Non-square matrix sensing without spurious local minima via the Burer-Monteiro approach
Dohyung Park, Anastasios Kyrillidis, Constantine Caramanis, Sujay Sanghavi
TL;DR
This work studies non-square matrix sensing under Restricted Isometry Property (RIP) and analyzes a non-convex UV factorization X = UV^T. By reformulating with W = [U; V] and adding a balancing regularizer g(W) with λ = 1/4, the authors show that, under RIP, the non-convex parametrization does not introduce spurious local minima; any first- and second-order stationary point must be globally close to the balanced factorization of the true X^*. A key result provides an explicit bound: if W is first- and second-order optimal, then (1 - 5δ_{2r} - 544δ_{4r}^2 - 1088δ_{2r}δ_{4r}^2)/(8(40+68δ_{2r})(1+δ_{2r})) · ||WW^T - W^*W^{*T}||_F^2 ≤ ||A(U^*V^{* op}) - b||^2, implying convergence to the true X^* in noiseless cases when δ's are small. The paper also extends the discussion to noisy and high-rank settings, and establishes a strict saddle property to ensure gradient-based methods escape non-global saddles and reliably approach the global optimum in practical scenarios. Overall, the results support the effectiveness of the Burer-Monteiro approach for non-square matrix sensing by preserving favorable landscape properties under RIP.
Abstract
We consider the non-square matrix sensing problem, under restricted isometry property (RIP) assumptions.
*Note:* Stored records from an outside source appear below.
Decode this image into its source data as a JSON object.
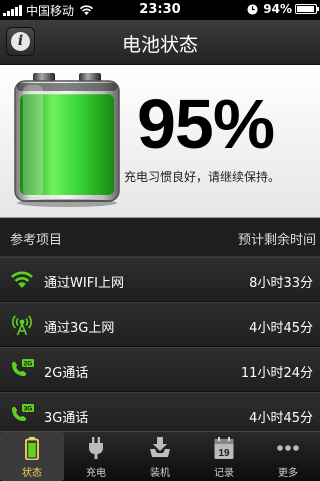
{
  "status_bar": {
    "carrier": "中国移动",
    "time": "23:30",
    "battery_percent": "94%",
    "battery_level": 0.94,
    "signal_icon": "signal-bars-icon",
    "wifi_icon": "wifi-icon",
    "alarm_icon": "clock-icon"
  },
  "nav": {
    "title": "电池状态",
    "info_icon": "info-icon",
    "info_glyph": "i"
  },
  "hero": {
    "percent": "95%",
    "level": 0.95,
    "advice": "充电习惯良好，请继续保持。",
    "battery_color": "#3cd93c"
  },
  "list": {
    "header_left": "参考项目",
    "header_right": "预计剩余时间",
    "rows": [
      {
        "label": "通过WIFI上网",
        "value": "8小时33分",
        "icon": "wifi-icon"
      },
      {
        "label": "通过3G上网",
        "value": "4小时45分",
        "icon": "antenna-icon"
      },
      {
        "label": "2G通话",
        "value": "11小时24分",
        "icon": "phone-2g-icon",
        "badge": "2G"
      },
      {
        "label": "3G通话",
        "value": "4小时45分",
        "icon": "phone-3g-icon",
        "badge": "3G"
      }
    ]
  },
  "tabs": [
    {
      "label": "状态",
      "icon": "battery-icon",
      "active": true
    },
    {
      "label": "充电",
      "icon": "plug-icon",
      "active": false
    },
    {
      "label": "装机",
      "icon": "download-tray-icon",
      "active": false
    },
    {
      "label": "记录",
      "icon": "calendar-icon",
      "active": false,
      "badge": "19"
    },
    {
      "label": "更多",
      "icon": "more-dots-icon",
      "active": false
    }
  ],
  "colors": {
    "accent_green": "#5ed21e",
    "tab_active_label": "#f2d45a"
  }
}
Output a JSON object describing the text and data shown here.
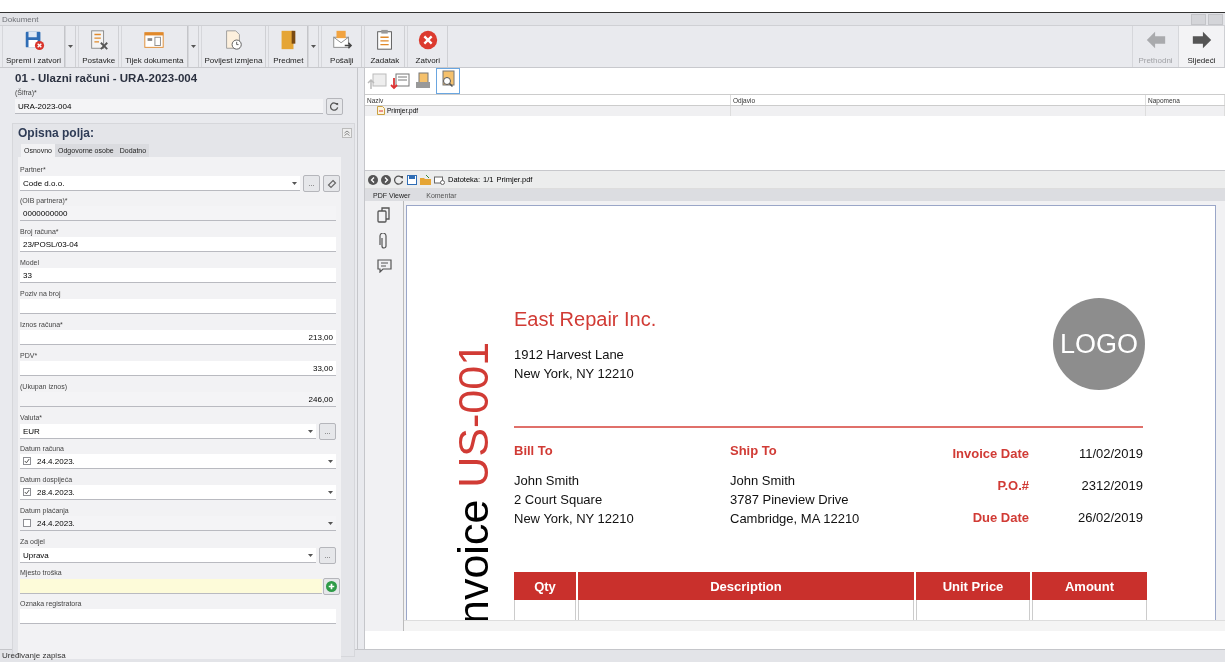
{
  "window": {
    "title": "Dokument"
  },
  "toolbar": {
    "buttons": [
      {
        "label": "Spremi i zatvori",
        "dropdown": true
      },
      {
        "label": "Postavke",
        "dropdown": false
      },
      {
        "label": "Tijek dokumenta",
        "dropdown": true
      },
      {
        "label": "Povijest izmjena",
        "dropdown": false
      },
      {
        "label": "Predmet",
        "dropdown": true
      },
      {
        "label": "Pošalji",
        "dropdown": false
      },
      {
        "label": "Zadatak",
        "dropdown": false
      },
      {
        "label": "Zatvori",
        "dropdown": false
      }
    ],
    "nav_buttons": [
      {
        "label": "Prethodni",
        "disabled": true
      },
      {
        "label": "Sljedeći",
        "disabled": false
      }
    ]
  },
  "form": {
    "title": "01 - Ulazni računi - URA-2023-004",
    "code_field": {
      "label": "(Šifra)*",
      "value": "URA-2023-004"
    },
    "section_title": "Opisna polja:",
    "tabs": [
      {
        "label": "Osnovno",
        "selected": true
      },
      {
        "label": "Odgovorne osobe",
        "selected": false
      },
      {
        "label": "Dodatno",
        "selected": false
      }
    ],
    "fields": [
      {
        "kind": "combo_link",
        "label": "Partner*",
        "value": "Code d.o.o.",
        "more_button": "..."
      },
      {
        "kind": "readonly",
        "label": "(OIB partnera)*",
        "value": "0000000000"
      },
      {
        "kind": "text",
        "label": "Broj računa*",
        "value": "23/POSL/03-04"
      },
      {
        "kind": "text",
        "label": "Model",
        "value": "33"
      },
      {
        "kind": "text",
        "label": "Poziv na broj"
      },
      {
        "kind": "amount",
        "label": "Iznos računa*",
        "value": "213,00"
      },
      {
        "kind": "amount",
        "label": "PDV*",
        "value": "33,00"
      },
      {
        "kind": "readonly_amount",
        "label": "(Ukupan iznos)",
        "value": "246,00"
      },
      {
        "kind": "combo",
        "label": "Valuta*",
        "value": "EUR",
        "more_button": "..."
      },
      {
        "kind": "date",
        "label": "Datum računa",
        "value": "24.4.2023.",
        "checked": true
      },
      {
        "kind": "date",
        "label": "Datum dospijeća",
        "value": "28.4.2023.",
        "checked": true
      },
      {
        "kind": "date",
        "label": "Datum plaćanja",
        "value": "24.4.2023.",
        "checked": false
      },
      {
        "kind": "combo",
        "label": "Za odjel",
        "value": "Uprava",
        "more_button": "..."
      },
      {
        "kind": "lookup",
        "label": "Mjesto troška"
      },
      {
        "kind": "text",
        "label": "Oznaka registratora"
      }
    ]
  },
  "attachments": {
    "columns": [
      "Naziv",
      "Odjavio",
      "Napomena"
    ],
    "rows": [
      {
        "name": "Primjer.pdf"
      }
    ]
  },
  "viewer": {
    "file_label": "Datoteka:",
    "page_count": "1/1",
    "file_name": "Primjer.pdf",
    "tabs": [
      {
        "label": "PDF Viewer",
        "selected": true
      },
      {
        "label": "Komentar",
        "selected": false
      }
    ]
  },
  "invoice": {
    "title_word": "nvoice",
    "title_number": "US-001",
    "company": "East Repair Inc.",
    "address": [
      "1912 Harvest Lane",
      "New York, NY 12210"
    ],
    "logo": "LOGO",
    "bill_to": {
      "heading": "Bill To",
      "lines": [
        "John Smith",
        "2 Court Square",
        "New York, NY 12210"
      ]
    },
    "ship_to": {
      "heading": "Ship To",
      "lines": [
        "John Smith",
        "3787 Pineview Drive",
        "Cambridge, MA 12210"
      ]
    },
    "meta": [
      {
        "label": "Invoice Date",
        "value": "11/02/2019"
      },
      {
        "label": "P.O.#",
        "value": "2312/2019"
      },
      {
        "label": "Due Date",
        "value": "26/02/2019"
      }
    ],
    "table_columns": [
      "Qty",
      "Description",
      "Unit Price",
      "Amount"
    ]
  },
  "status_bar": "Uređivanje zapisa"
}
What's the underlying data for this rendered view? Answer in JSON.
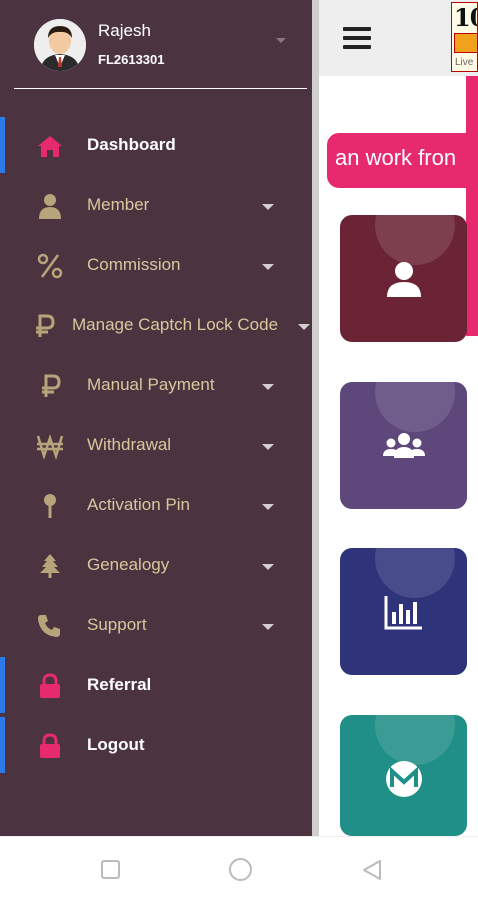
{
  "user": {
    "name": "Rajesh",
    "id": "FL2613301"
  },
  "marquee_text": "an work fron",
  "logo": {
    "text": "10",
    "subtext": "Live"
  },
  "menu": [
    {
      "label": "Dashboard",
      "icon": "home-icon",
      "active": true,
      "caret": false
    },
    {
      "label": "Member",
      "icon": "user-icon",
      "active": false,
      "caret": true
    },
    {
      "label": "Commission",
      "icon": "percent-icon",
      "active": false,
      "caret": true
    },
    {
      "label": "Manage Captch Lock Code",
      "icon": "ruble-icon",
      "active": false,
      "caret": true
    },
    {
      "label": "Manual Payment",
      "icon": "ruble-icon",
      "active": false,
      "caret": true
    },
    {
      "label": "Withdrawal",
      "icon": "won-icon",
      "active": false,
      "caret": true
    },
    {
      "label": "Activation Pin",
      "icon": "pin-icon",
      "active": false,
      "caret": true
    },
    {
      "label": "Genealogy",
      "icon": "tree-icon",
      "active": false,
      "caret": true
    },
    {
      "label": "Support",
      "icon": "phone-icon",
      "active": false,
      "caret": true
    },
    {
      "label": "Referral",
      "icon": "lock-icon",
      "active": true,
      "caret": false
    },
    {
      "label": "Logout",
      "icon": "lock-icon",
      "active": true,
      "caret": false
    }
  ],
  "colors": {
    "drawer_bg": "#4b343f",
    "accent_pink": "#e72a6d",
    "menu_text": "#d8c79e",
    "active_bar": "#2d7be8"
  }
}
We focus on the non-convex formulation, where any rank-$r$ matrix $X \in \mathbb{R}^{m \times n}$ is represented as $UV^\top$, where $U \in \mathbb{R}^{m \times r}$ and $V \in \mathbb{R}^{n \times r}$. In this paper, we complement recent findings on the non-convex geometry of the analogous PSD setting [5], and show that matrix factorization does not introduce any spurious local minima, under RIP.